Garageneinbrüche und kein Ende – die neuesten Entwicklungen

Auch junge Schweizer «Soldaten» klauen mit

Sie rekrutieren über Snapchat und versprechen bis zu 10'000 Euro Belohnung: Die Drahtzieher der Einbruchsserie in Schweizer Garagen sitzen in Frankreich. Die Täter sind oft minderjährig. Was hinter dem Phänomen steckt und wieso nun auch einheimische Jugendliche mitmischen.
Publiziert: 31. Juli 2026

										Auch junge Schweizer «Soldaten» klauen mit
Junge Erwachsene werden über soziale Medien rekrutiert.
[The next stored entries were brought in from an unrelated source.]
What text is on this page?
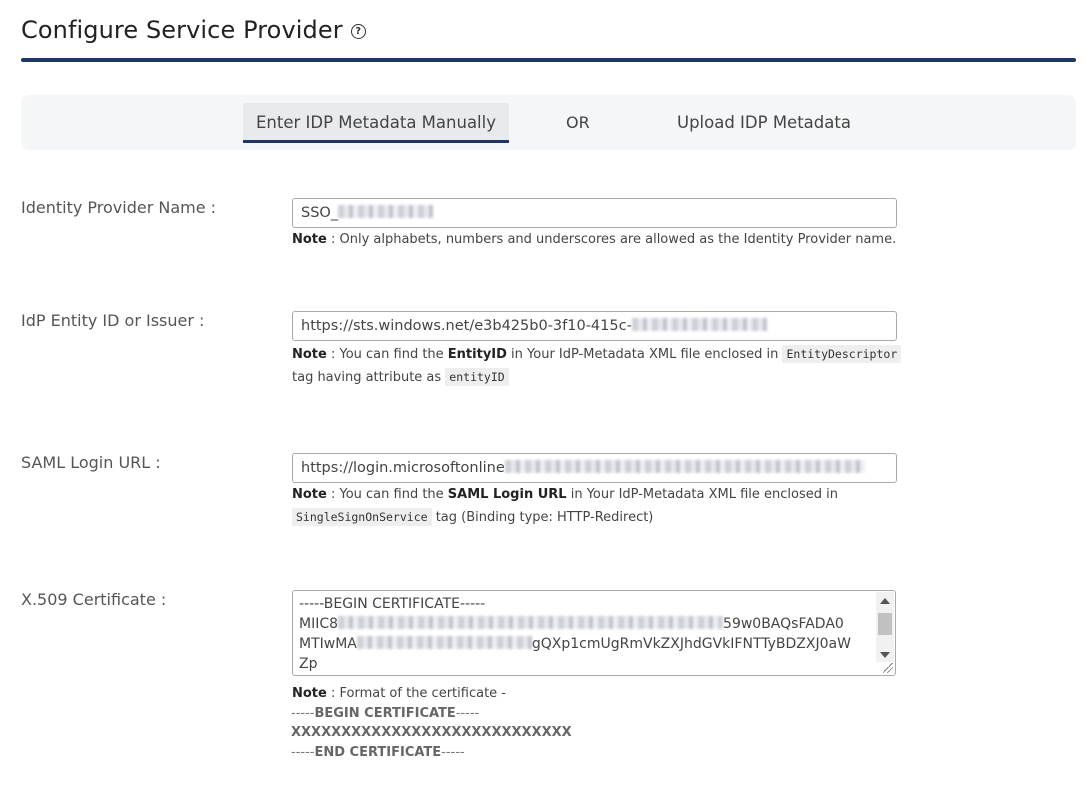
Configure Service Provider	?
Enter IDP Metadata Manually	OR	Upload IDP Metadata
Identity Provider Name :	SSO_
Note : Only alphabets, numbers and underscores are allowed as the Identity Provider name.
IdP Entity ID or Issuer :	https://sts.windows.net/e3b425b0-3f10-415c-
Note : You can find the EntityID in Your IdP-Metadata XML file enclosed in EntityDescriptor
tag having attribute as entityID
SAML Login URL :	https://login.microsoftonline
Note : You can find the SAML Login URL in Your IdP-Metadata XML file enclosed in
SingleSignOnService tag (Binding type: HTTP-Redirect)
X.509 Certificate :	-----BEGIN CERTIFICATE-----
MIIC8	59w0BAQsFADA0
MTIwMA	gQXp1cmUgRmVkZXJhdGVkIFNTTyBDZXJ0aW
Zp
Note : Format of the certificate -
-----BEGIN CERTIFICATE-----
XXXXXXXXXXXXXXXXXXXXXXXXXXXX
-----END CERTIFICATE-----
Oft müssen sich die Täter dabei selber filmen (Symbolbild). Foto: ChatGPT

Es vergeht kaum eine Woche, in der keine besorgniserregenden Meldungen über Garageneinbrüche die nationale Automobilbranche erschüttern. Seit dem Jahr 2025 haben sich in der gesamten Schweiz Einbruchdiebstähle in Garagenbetriebe sowie der Diebstahl von hochwertigen Luxusfahrzeugen massiv gehäuft. 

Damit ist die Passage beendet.